Student Stories: Spain 2004
Study Abroad in Granada Spain: One Student's Experience
Each person who studies abroad has their own goals. While some go for a break from the academic rigors, others like me went to learn another language and culture. I can’t deny though the other benefits: traveling, less work, new friends, amazing experiences, and a new perspective on life. They call it a viaje in Spanish, a trip in which you return as a different person from the one you left as; a better person, with a new breadth to view the world.
Below is an excerpt from some of my travel writings. It gives a perspective on how you think and react in a new culture. The time I spent in Granada, Spain was the best of my life. Somebody important should make studying abroad a general requirement.
An excerpt from my writings:
January 4, 2004
Granada is the kind of city where you can walk anywhere. From the chores of life, shopping for groceries and cashing your check at the bank, all the way to the joys of life, having a coffee with a friend and drinking beers at the bar—just about everything is within a strolling distance. Buses and cars still parade the main streets, while mopeds zoom everywhere with their crazy drivers and dangerously annoying engine buzz.
My commute to school was a pretty good walk. I’d say the first weeks it took forty minutes, but by the middle of the semester, I had whittled my time down to thirty-five: five minutes to la Caleta, where I met my walking buddy Amy, and the other half-hour from there to school. Although I had the longest walk out of anybody from the group, I loved it because Amy was one of my friends with whom I only spoke Spanish. We became really good at conversing in the past tense, due to the fact that each morning’s discourse consisted of what we did the night before.
Walking that much every day yielded a variety of things in addition to new language skills. First, despite the excessive liters that I guzzled during my stay, my walk to school, synergistically with the Spanish diet, shed fourteen pounds of something from my body. I think that’s why the Granainos are so lean.

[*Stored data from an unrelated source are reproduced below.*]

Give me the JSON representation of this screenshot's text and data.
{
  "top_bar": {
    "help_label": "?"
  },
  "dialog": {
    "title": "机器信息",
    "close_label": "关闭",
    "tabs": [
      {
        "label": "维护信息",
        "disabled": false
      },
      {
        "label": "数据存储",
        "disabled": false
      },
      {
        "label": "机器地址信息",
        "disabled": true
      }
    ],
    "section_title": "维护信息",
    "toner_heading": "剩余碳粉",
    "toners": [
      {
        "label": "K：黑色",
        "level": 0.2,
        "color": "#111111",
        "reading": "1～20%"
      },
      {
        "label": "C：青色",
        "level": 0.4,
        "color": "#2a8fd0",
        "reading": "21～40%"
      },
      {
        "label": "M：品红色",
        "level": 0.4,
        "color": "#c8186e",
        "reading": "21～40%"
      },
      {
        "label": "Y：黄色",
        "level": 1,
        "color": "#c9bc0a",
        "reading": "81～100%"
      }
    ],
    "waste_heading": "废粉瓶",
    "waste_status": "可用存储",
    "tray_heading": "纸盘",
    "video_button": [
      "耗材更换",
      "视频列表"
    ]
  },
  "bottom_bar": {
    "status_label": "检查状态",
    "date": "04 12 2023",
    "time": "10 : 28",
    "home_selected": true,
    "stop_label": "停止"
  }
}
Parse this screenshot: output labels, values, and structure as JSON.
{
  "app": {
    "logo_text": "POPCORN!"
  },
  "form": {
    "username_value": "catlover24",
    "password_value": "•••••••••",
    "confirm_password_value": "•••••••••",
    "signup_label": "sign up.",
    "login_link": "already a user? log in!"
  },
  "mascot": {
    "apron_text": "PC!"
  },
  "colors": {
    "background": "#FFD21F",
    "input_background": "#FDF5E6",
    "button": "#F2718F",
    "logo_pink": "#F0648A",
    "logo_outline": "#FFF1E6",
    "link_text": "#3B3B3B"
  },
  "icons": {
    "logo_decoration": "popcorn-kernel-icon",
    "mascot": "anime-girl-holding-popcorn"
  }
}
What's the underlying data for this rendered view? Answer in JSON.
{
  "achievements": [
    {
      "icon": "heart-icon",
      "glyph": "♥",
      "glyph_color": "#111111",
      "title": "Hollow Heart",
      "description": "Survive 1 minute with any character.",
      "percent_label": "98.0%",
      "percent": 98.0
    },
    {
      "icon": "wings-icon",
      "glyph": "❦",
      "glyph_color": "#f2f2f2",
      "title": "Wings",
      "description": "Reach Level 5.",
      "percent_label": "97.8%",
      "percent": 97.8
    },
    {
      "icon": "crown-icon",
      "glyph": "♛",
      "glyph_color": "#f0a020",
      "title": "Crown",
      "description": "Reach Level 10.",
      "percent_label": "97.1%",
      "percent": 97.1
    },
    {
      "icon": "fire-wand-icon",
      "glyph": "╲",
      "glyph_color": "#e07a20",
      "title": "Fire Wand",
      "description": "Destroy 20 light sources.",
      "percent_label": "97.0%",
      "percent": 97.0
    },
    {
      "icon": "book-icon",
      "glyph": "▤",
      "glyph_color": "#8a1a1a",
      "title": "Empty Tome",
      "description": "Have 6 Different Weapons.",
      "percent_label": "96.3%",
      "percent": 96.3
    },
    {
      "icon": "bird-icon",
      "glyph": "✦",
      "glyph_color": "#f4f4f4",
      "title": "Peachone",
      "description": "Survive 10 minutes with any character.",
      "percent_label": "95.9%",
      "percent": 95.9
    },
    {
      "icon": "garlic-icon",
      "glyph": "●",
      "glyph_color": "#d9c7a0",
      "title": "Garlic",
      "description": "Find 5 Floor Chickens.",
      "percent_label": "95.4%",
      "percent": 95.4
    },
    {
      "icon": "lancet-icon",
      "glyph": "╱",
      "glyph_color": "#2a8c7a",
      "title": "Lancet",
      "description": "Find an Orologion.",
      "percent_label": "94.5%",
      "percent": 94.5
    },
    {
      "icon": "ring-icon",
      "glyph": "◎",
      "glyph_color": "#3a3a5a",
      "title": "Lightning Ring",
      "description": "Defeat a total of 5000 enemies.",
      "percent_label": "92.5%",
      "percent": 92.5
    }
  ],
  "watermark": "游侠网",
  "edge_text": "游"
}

For many, their only means of transport is by foot. Plus, from this population, there is another high percentage who smoke, so you can imagine the combination of these components. But my fourteen pounds were easily replenished upon my return to the United States, with the help from the Christmas and New Year holidays—damn peanut butter blossoms. Pero bueno, no pasa na’.

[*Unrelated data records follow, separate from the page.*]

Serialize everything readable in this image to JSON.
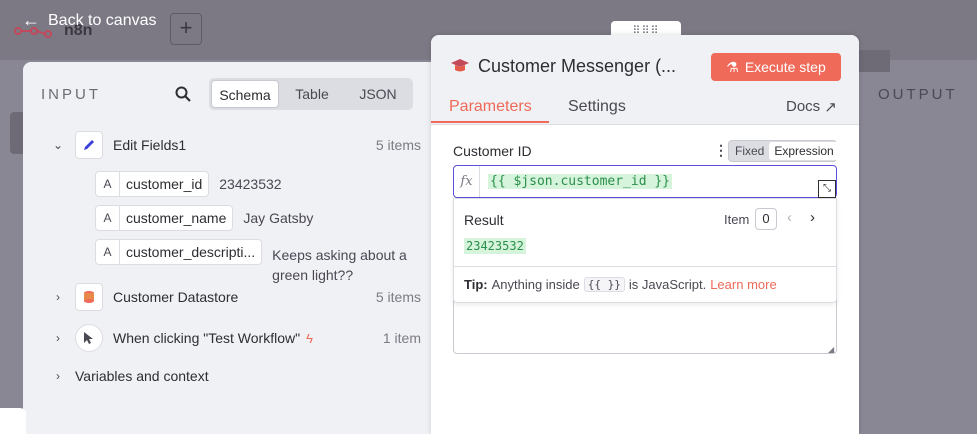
{
  "canvas": {
    "back_label": "Back to canvas",
    "logo_text": "n8n",
    "add_label": "+",
    "output_label": "OUTPUT"
  },
  "input": {
    "label": "INPUT",
    "view_tabs": [
      "Schema",
      "Table",
      "JSON"
    ],
    "active_tab": "Schema",
    "nodes": [
      {
        "name": "Edit Fields1",
        "count": "5 items",
        "expanded": true,
        "icon": "pencil-icon"
      },
      {
        "name": "Customer Datastore",
        "count": "5 items",
        "expanded": false,
        "icon": "database-icon"
      },
      {
        "name": "When clicking \"Test Workflow\"",
        "count": "1 item",
        "expanded": false,
        "icon": "cursor-icon"
      }
    ],
    "fields": [
      {
        "type": "A",
        "name": "customer_id",
        "value": "23423532"
      },
      {
        "type": "A",
        "name": "customer_name",
        "value": "Jay Gatsby"
      },
      {
        "type": "A",
        "name": "customer_descripti...",
        "value": "Keeps asking about a green light??"
      }
    ],
    "variables_label": "Variables and context"
  },
  "modal": {
    "title": "Customer Messenger (...",
    "execute_label": "Execute step",
    "tabs": [
      "Parameters",
      "Settings"
    ],
    "active_tab": "Parameters",
    "docs_label": "Docs",
    "accent": "#ef6a59",
    "param": {
      "label": "Customer ID",
      "mode_options": [
        "Fixed",
        "Expression"
      ],
      "mode_selected": "Expression",
      "fx": "fx",
      "expression": "{{ $json.customer_id }}"
    },
    "result": {
      "label": "Result",
      "item_label": "Item",
      "item_index": "0",
      "value": "23423532",
      "tip_bold": "Tip:",
      "tip_text": "Anything inside",
      "tip_code": "{{ }}",
      "tip_text2": "is JavaScript.",
      "tip_link": "Learn more"
    }
  }
}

Walking in a city’s streets also transforms you into one of its citizens, or ciudadano (if you can indulge in my Spanish lessons). You learn the fastest roads to take, the best places to eat, and the interesting lives of shop owners who wash their front steps religiously every morning… It strikes me weird too, washing the asphalt or cobblestone just before the entrance of their business. They take a hose and simply wash the concrete down thoroughly, like watering a crop of recently sewed marigolds. And yet, seconds later, thousands of feet, mostly “euro” shoes, trounce all over the newly washed surface. What did it accomplish? Perhaps, it only created a new sleek surface for some elder señora to negotiate with her tall-awkward heels. Nevertheless, they continue doing it, and it makes them happy and smile.
I asked Raquel, one of our directors, why they habitually did the clean, “Por que lavan la calle enfrente sus puertas?” She couldn’t believe I had the gall to question it. It was as if I had betrayed some sacrificial scroll written by a Spanish conquistador years ago. The answer, a beautiful response, turned out to be a rationale of pride and dignity. I offended her and felt awkward. From that day on, I thought twice before probing into a cultural practice I knew nothing about.
The Granada walk is not only for the purposes of transport. It also serves as an activity of pleasure. There are two good times for the paseo. From what I noticed, the hours right before dinner, usually 7:00-9:00PM, and any weekend morning seemed to be the most populated hours. I rarely saw anybody walking alone. I walked alone quite often, but never would encounter a Spaniard simply taking to the streets solo. Everybody, it seemed, had somebody.
Families were always dressed up (in American standards): men with nice slacks and a buttoned shirt and women, perhaps in a skirt and blouse, with the necessary mulberry scarf circumventing her neck. The kids were cheeky and obedient, with attire too cute to be coincidental. No one of the older generations stepped out of the house in scrubby raiment. I witnessed this first hand with Julia. She hung around the house in sweats, but always put on a dressy outfit for the street.
Baby strollers would come too. From what I noticed, it was usually the husband who operated the stroller, as opposed to the wife in American society. The image that sticks most in my mind is of a husband pushing and not talking, while the wife carries on a chatty conversation with her friend. Quite a great a thing, eh? However, the truth is that the American woman still realizes a better equality than her Spanish counterpart, la mujer.
It’s not often you find someone in the US who goes on a walk for kicks. There are some—for those of you boiling at my generalization—that do it, but to me the American walk always has other motives. When was the last time you saw, in the United States, an entire family on a Sunday morning holding hands and parading through the streets? It’s not necessarily the fault of the American family either. US towns are just not designed for walking; they’re designed for minivans and therefore, that is how we go.